When I get fish and chips it is typically a big solid piece somewhere between 9 inches and a foot long but I think I’d prefer smaller pieces.
OK, these you just deserved. Anybody who eats ethnic food anyplace where said ethnicity doesn’t at least have a sizable enough population to be represented on the city council (or local equivalent) deserves whatever atrocities they are served. Chinese food in Scotland? In a coastal village? I’d as soon expect authentic Aleut food.
The only fish and chips I’ve found up here that’s worth a damn is at Beau Legs, a tiny little soul food restaurant in an easy-to-miss strip mall on the ass-end of Lacey. $14 gets you a three-piece halibut combo with fries, hushpuppies, coleslaw, and a housemade tartar sauce so amazing I could just eat a bowl of it by itself, and their gumbo is utterly amazing. If you find yourself down Olympia way, it’s worth checking out.
I didn’t know WHAT to think when I first went there. The FRONT of the place is amazing and has the most wonderful old school Mexican decor… but not what you’d expect from a Mexican restaurant. They have lots of authentic Mexican tile… and, for some reason, old movie posters from Cantinflas movies, which were common when I was a boy, but are very hard to find now, to the point where their decor may be worth more than they think it is.
The interior includes a cliff diver in residence, and a cliff AND lagoon for him to dive into. And that’s just the second thing you notice, after all the Cantinflas stuff. They have a fake cave grotto… for DINING IN. They have pirates, and a pirate ship, a guy in a gorilla suit, various “theme areas” for dining, an arcade AND gift shop, a haunted cave thingy…
It is a place to take children. They do serve Mexican food, and it is passable, if you’re okay with Taco Bell calibre. But from what I have seen on South Park, they’re not even really exaggerating. The place IS like that.
It’d have to get quite a bit better to rise up to Taco Bell level.
Maybe they weren’t used to eating…food. Good thing you vamoosed.
I asked because I expected a more piscine bill of fare everywhere and was told that all the fish they catch is sent to California. You vamoosed the wrong way.
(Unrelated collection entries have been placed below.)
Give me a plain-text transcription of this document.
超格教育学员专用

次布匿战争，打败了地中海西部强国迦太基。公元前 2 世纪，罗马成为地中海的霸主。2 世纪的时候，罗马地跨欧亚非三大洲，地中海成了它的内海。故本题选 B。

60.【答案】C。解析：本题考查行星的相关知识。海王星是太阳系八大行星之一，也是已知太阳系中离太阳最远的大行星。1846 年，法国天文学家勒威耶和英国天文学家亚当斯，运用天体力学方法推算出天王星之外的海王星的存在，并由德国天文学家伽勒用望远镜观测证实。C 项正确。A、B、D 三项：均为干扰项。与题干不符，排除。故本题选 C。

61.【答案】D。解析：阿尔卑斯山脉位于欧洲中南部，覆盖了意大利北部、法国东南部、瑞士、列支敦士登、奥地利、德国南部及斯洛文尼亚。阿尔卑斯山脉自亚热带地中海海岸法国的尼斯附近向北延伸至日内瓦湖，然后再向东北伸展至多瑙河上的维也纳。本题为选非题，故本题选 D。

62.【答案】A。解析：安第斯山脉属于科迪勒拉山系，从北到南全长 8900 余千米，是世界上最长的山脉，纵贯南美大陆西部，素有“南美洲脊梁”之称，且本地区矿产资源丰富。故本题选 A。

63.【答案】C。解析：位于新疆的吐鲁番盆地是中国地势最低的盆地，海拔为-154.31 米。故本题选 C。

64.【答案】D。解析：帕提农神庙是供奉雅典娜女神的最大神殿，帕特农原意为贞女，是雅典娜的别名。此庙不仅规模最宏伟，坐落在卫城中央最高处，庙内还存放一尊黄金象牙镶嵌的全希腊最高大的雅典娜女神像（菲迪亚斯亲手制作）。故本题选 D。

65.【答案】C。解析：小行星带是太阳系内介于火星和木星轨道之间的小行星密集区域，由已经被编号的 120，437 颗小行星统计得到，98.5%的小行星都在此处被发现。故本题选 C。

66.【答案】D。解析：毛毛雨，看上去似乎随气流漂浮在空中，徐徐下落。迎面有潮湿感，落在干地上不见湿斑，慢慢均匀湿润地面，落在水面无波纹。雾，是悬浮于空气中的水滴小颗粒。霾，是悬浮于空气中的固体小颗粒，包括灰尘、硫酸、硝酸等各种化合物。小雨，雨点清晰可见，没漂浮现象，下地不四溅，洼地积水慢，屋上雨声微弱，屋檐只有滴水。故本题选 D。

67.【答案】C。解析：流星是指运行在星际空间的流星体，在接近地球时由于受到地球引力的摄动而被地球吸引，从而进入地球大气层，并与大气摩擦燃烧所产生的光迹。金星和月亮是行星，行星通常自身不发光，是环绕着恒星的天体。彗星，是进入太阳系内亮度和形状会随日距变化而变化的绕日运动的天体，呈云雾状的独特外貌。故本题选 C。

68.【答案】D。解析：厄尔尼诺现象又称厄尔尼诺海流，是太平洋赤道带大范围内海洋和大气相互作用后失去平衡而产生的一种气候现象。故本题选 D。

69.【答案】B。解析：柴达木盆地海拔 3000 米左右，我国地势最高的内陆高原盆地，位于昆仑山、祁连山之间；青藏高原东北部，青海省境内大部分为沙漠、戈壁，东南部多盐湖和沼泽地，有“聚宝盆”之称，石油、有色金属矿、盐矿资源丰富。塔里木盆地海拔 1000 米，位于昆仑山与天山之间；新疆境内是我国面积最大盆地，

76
Yeah, that’s smoked fish in the northwest coast Indian style. It’s more like stockfish than lox. It can be exquisite, if it’s what you’re expecting and it’s what you’re in the mood for. If you’re expecting lox, though, you’re not going to be happy.
That’s even less authentic than the stuff my folks called “barbeque” when I was a kid - cooked ground meat mixed up with tomato sauce and seasoned with mustard.
At one point, during a trip up north, my daughter and I, both native Texans, decided to try what the yankees call “chili” in a variety of places in Ohio, Illinois, and Michigan.
The yankees do in fact make a variety of delightful and delicious foods. But their chili is a thing to scare babies with.
Kinda strange, but the worst Mexican food I’ve ever had was in Texas. I did not see that coming.
I do miss me some good “flake” for fish and chips. These days in NZ, it is all is all hoki or terakihi or snapper (if you want to pay the extra). I mean, snapper is really good (I caught a beauty last weekend out on a work fishing trip), and any of them certainly beats cod or haddock as served in the UK, but I grew up eating flake (i.e shark) from the local takeway, and I really do miss it as an option when I do get fish 'n chips.